Quem espera que a vida seja feita de ilusão pode até ficar maluco, ou morrer na solidão. É preciso ter cuidado pra mais tarde não sofrer. É preciso saber viver. Estes versos foram compostos por Roberto e Erasmo Carlos, e a música também foi gravada em 1998 pela banda Titãs.

Saber viver é uma aprendizagem. Nesse ato de aprender, não é possível esquecer-se do sofrimento, da perda, e da própria morte. Lidar com essas situações implica em administrar o desespero, o sofrimento por antecipação, e não permitir que um problema transitório seja considerado interminável, inescapável e intolerável.

Nesse contexto, o comportamento suicida reclama uma atenção especial de todos. O suicídio geralmente é tido como um ato concreto do desamparo que uma pessoa possa sentir. Ele comunica, geralmente, uma dor sentida, mas não consentida. É o cume de um processo de “morrência”, que expressa uma complexidade de atos autodestrutivos que a pessoa estava vivendo.
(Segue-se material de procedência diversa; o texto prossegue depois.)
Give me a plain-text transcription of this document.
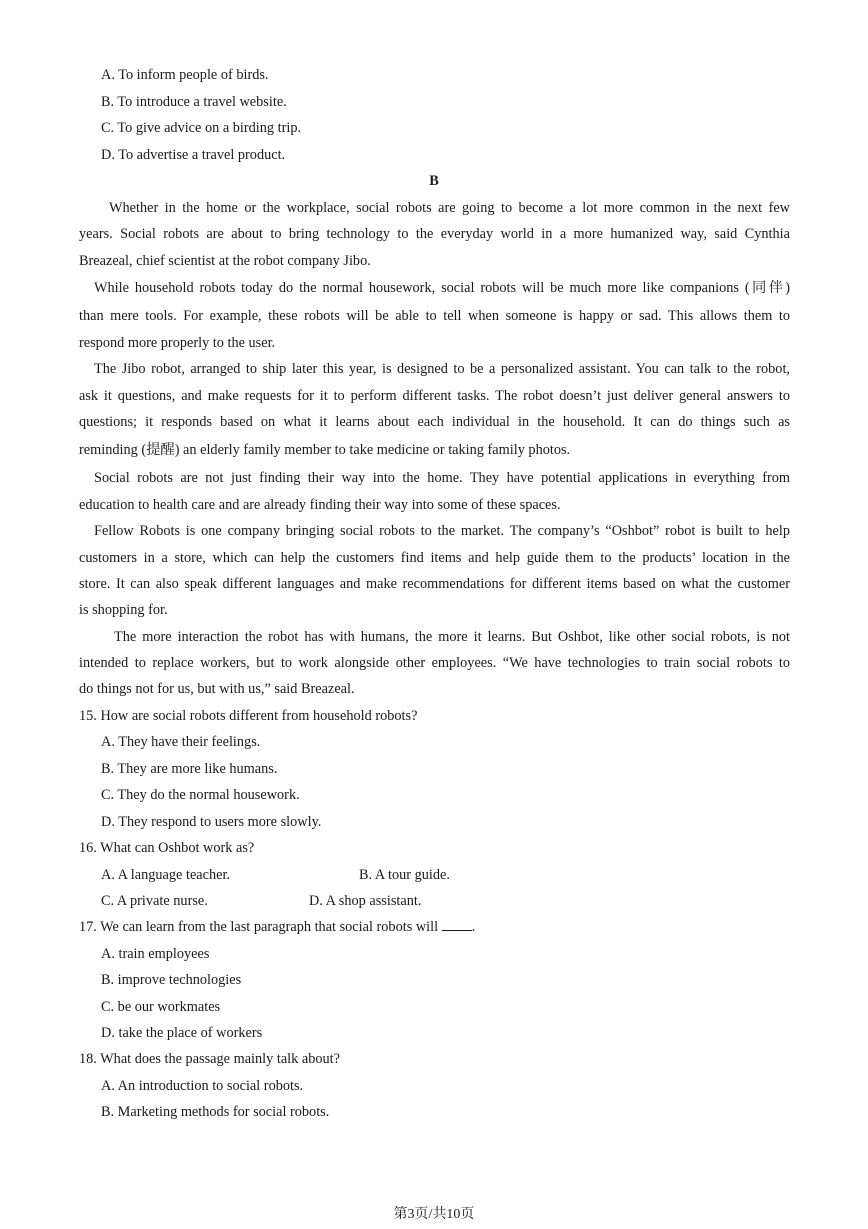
A. To inform people of birds.
B. To introduce a travel website.
C. To give advice on a birding trip.
D. To advertise a travel product.
B
Whether in the home or the workplace, social robots are going to become a lot more common in the next few
years. Social robots are about to bring technology to the everyday world in a more humanized way, said Cynthia
Breazeal, chief scientist at the robot company Jibo.
While household robots today do the normal housework, social robots will be much more like companions (同伴)
than mere tools. For example, these robots will be able to tell when someone is happy or sad. This allows them to
respond more properly to the user.
The Jibo robot, arranged to ship later this year, is designed to be a personalized assistant. You can talk to the robot,
ask it questions, and make requests for it to perform different tasks. The robot doesn’t just deliver general answers to
questions; it responds based on what it learns about each individual in the household. It can do things such as
reminding (提醒) an elderly family member to take medicine or taking family photos.
Social robots are not just finding their way into the home. They have potential applications in everything from
education to health care and are already finding their way into some of these spaces.
Fellow Robots is one company bringing social robots to the market. The company’s “Oshbot” robot is built to help
customers in a store, which can help the customers find items and help guide them to the products’ location in the
store. It can also speak different languages and make recommendations for different items based on what the customer
is shopping for.
The more interaction the robot has with humans, the more it learns. But Oshbot, like other social robots, is not
intended to replace workers, but to work alongside other employees. “We have technologies to train social robots to
do things not for us, but with us,” said Breazeal.
15. How are social robots different from household robots?
A. They have their feelings.
B. They are more like humans.
C. They do the normal housework.
D. They respond to users more slowly.
16. What can Oshbot work as?
A. A language teacher.	B. A tour guide.
C. A private nurse.	D. A shop assistant.
17. We can learn from the last paragraph that social robots will .
A. train employees
B. improve technologies
C. be our workmates
D. take the place of workers
18. What does the passage mainly talk about?
A. An introduction to social robots.
B. Marketing methods for social robots.
第3页/共10页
Há quem esteja totalmente desajustado com o contexto no qual vive e, por isso, não consegue enxergar outra saída a não ser a autodestruição. Ao invés de lidar com as causas externas do problema que a afeta, a pessoa prefere recolher o problema na sua interioridade, a ponto de começar a se autodestruir.
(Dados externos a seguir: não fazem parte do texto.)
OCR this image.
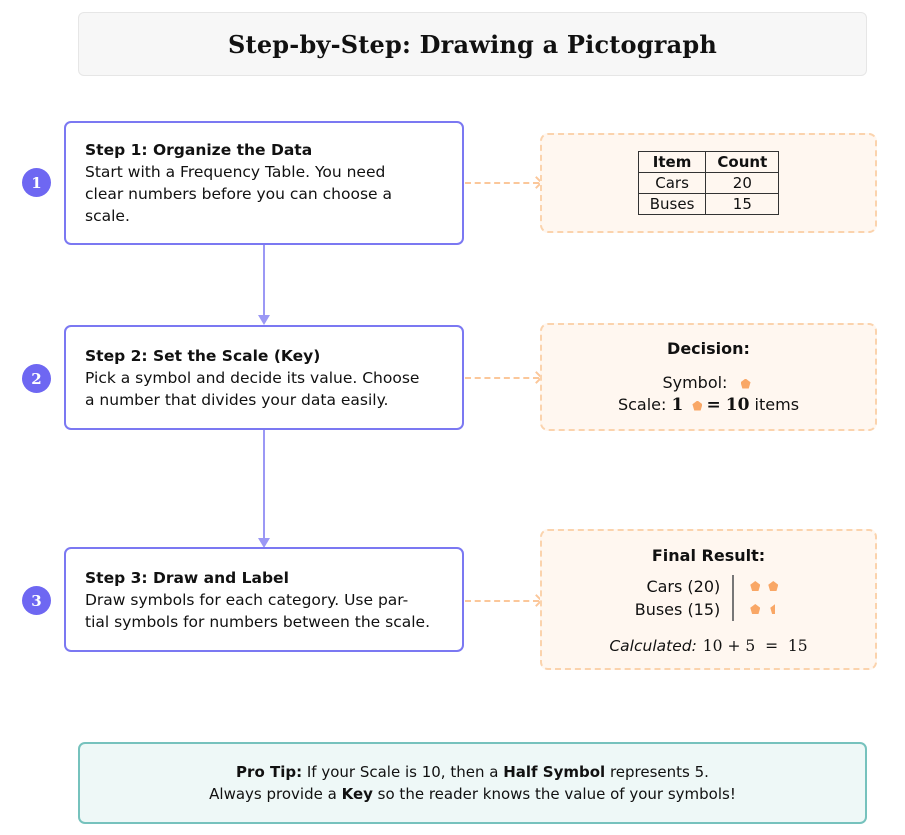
Step-by-Step: Drawing a Pictograph
1
Step 1: Organize the Data
Start with a Frequency Table. You need
clear numbers before you can choose a
scale.
Item	Count
Cars	20
Buses	15
2
Step 2: Set the Scale (Key)
Pick a symbol and decide its value. Choose
a number that divides your data easily.
Decision:
Symbol:
Scale: 1 = 10 items
3
Step 3: Draw and Label
Draw symbols for each category. Use par-
tial symbols for numbers between the scale.
Final Result:
Cars (20)
Buses (15)
Calculated: 10 + 5  =  15
Pro Tip: If your Scale is 10, then a Half Symbol represents 5.
Always provide a Key so the reader knows the value of your symbols!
Para prevenir o comportamento suicida é preciso considerar que o sentido da vida é construído em meio aos revezes do cotidiano, lidando com os sentimentos, as fragilidades e as misérias que cada um tem. Entretanto, é indispensável crer que há possibilidade de ressignificar os sentimentos e as formas de interpretar e lidar com os problemas ao longo da vida. Ninguém nasceu para sofrer, mas a dor permite crescer.

O afeto, a amizade, a escuta e a partilha são caminhos para criar redes de apoio e proteção contra o ato suicida. Ninguém quer enfrentar seus medos e preocupações na solidão. Quando alguém se importa, o problema pode ser mitigado. Aproximar, escutar, acolher e amparar: isso é saber viver!